My first big problem was getting the training sentences for the HMIHY grammar.  The way Conversational Grammar Builder works with HMIHY grammars is to add a number of training sentences indicative of a certain result.  So I needed a list of training sentences consisting of standard answering machine messages.

I did a and Google search (interesting that gave better results) for answering machine messages and I could only find canonical lists of silly answering machine messages.  This was very frustrating, until it occurred to me that in general they consisted of very similar messages.  They all contained different versions of "hello, we're not home, leave a message" so maybe with enough of these sentences it would still work?

It took me some time to caress several hundred of these messages into a text file with one response per line and get the recognition engine to accept it.  A number of words (like 'zorbot') were not recognized and had to be removed or replaced.  I could have let the engine use heuristics to determine the pronunciation but most of these I would not expect on an answering machine either.  I found it interesting that most profane words were not recognized by the HMIHY engine - I would expect these to be common enough and not entirely unwarranted for support desks -  "My <bleep> product won't do what you <bleep> said it would! <bleep>".

In order to create a HMIHY grammar in CGB, you must create a new response container in the lower tree, and add responses indicating the possible choices.  For each response, you add training sentences that would match that response.  If you're still unsure, there is a sample app that demanstrates HMIHY grammars that you can reference.  So I imported my training sentences, built the project in a few minutes with the Dialog Flow Designer, and attached both grammars by clicking the 'add dynamic grammars' link and just adding both grammars to the collection.

What I quickly found while debugging the app is it would always try to use the HMIHY grammar and never use the 'normal' grammar.  I tried changing the weights of the grammars in favor of the 'normal' grammar and I was still not successful.  After talking with others on my team, I found out something very important.

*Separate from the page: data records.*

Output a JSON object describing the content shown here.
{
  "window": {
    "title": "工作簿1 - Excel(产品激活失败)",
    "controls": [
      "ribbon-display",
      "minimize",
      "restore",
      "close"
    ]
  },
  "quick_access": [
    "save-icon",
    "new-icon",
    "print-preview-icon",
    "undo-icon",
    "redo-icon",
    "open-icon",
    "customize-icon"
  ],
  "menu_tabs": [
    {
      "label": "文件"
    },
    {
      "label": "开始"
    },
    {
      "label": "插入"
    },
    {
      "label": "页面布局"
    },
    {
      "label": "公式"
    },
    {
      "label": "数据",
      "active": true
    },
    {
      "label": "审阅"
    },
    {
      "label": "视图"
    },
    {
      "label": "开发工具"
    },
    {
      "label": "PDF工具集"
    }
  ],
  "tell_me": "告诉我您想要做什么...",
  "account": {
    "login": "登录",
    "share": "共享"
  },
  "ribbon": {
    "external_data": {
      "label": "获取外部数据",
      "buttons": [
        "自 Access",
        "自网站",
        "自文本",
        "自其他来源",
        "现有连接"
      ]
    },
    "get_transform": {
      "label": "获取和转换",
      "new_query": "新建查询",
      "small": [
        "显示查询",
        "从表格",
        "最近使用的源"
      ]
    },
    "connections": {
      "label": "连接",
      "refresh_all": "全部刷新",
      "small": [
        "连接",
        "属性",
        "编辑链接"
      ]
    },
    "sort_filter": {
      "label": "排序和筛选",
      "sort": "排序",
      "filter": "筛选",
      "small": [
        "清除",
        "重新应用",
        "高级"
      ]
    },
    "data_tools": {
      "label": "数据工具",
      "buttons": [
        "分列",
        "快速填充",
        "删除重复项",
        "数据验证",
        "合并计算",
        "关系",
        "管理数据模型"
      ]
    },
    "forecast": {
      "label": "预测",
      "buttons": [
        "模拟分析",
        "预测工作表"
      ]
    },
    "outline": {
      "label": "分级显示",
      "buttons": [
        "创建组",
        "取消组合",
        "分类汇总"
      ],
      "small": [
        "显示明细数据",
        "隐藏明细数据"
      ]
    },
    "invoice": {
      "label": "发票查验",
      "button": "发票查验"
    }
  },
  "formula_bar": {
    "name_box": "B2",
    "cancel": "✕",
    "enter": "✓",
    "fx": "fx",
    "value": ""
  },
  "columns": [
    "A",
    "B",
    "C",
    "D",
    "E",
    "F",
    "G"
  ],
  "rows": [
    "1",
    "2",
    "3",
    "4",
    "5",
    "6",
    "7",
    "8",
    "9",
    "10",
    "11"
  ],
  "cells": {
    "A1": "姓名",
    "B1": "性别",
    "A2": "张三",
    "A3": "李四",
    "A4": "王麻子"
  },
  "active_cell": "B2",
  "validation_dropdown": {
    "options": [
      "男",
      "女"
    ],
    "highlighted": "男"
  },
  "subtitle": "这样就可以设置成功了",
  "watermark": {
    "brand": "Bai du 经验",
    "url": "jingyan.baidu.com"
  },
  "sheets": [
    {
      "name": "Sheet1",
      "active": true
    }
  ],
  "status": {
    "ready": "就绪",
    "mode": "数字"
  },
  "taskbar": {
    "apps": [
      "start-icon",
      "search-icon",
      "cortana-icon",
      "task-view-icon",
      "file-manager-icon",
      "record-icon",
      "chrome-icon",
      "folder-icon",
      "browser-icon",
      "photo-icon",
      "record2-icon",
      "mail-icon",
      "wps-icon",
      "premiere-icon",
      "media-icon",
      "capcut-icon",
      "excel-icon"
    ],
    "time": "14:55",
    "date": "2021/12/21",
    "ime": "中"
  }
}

If you have a HMIHY grammar rule attached to a QA, do not add any other grammars to that QA.

The problem is, while trying to 'trick' the engine we end up hurting ourselves.  The correct thing to do is add the results for 'no' and 'yes' to the HMIHY grammar and use only one grammar for the QA.  When I did this I found that my theory was in general correct - I was able to recognize 'normal' messages even though I had only trained with silly ones.  My grammar was able to recognize the following messages as coming from an answering machine:

Hello, you have reached the house of Joe Calev. I am not in right now. Please leave a message after the beep.
Please leave a message after the beep.
Leave a message.

OK, so obviously before something like this could be deployable it would have to be tested in a variety of scenarios in a much more rigorous way than I did, but I still found it very hard to trick the grammar.

Unfortunately, due to the fact that my training sentences could be found offensive I'm not able to post them here nor am I able to send them to the partner, but I did demonstrate enough to show that answering machine detection is possible using HMIHY grammars.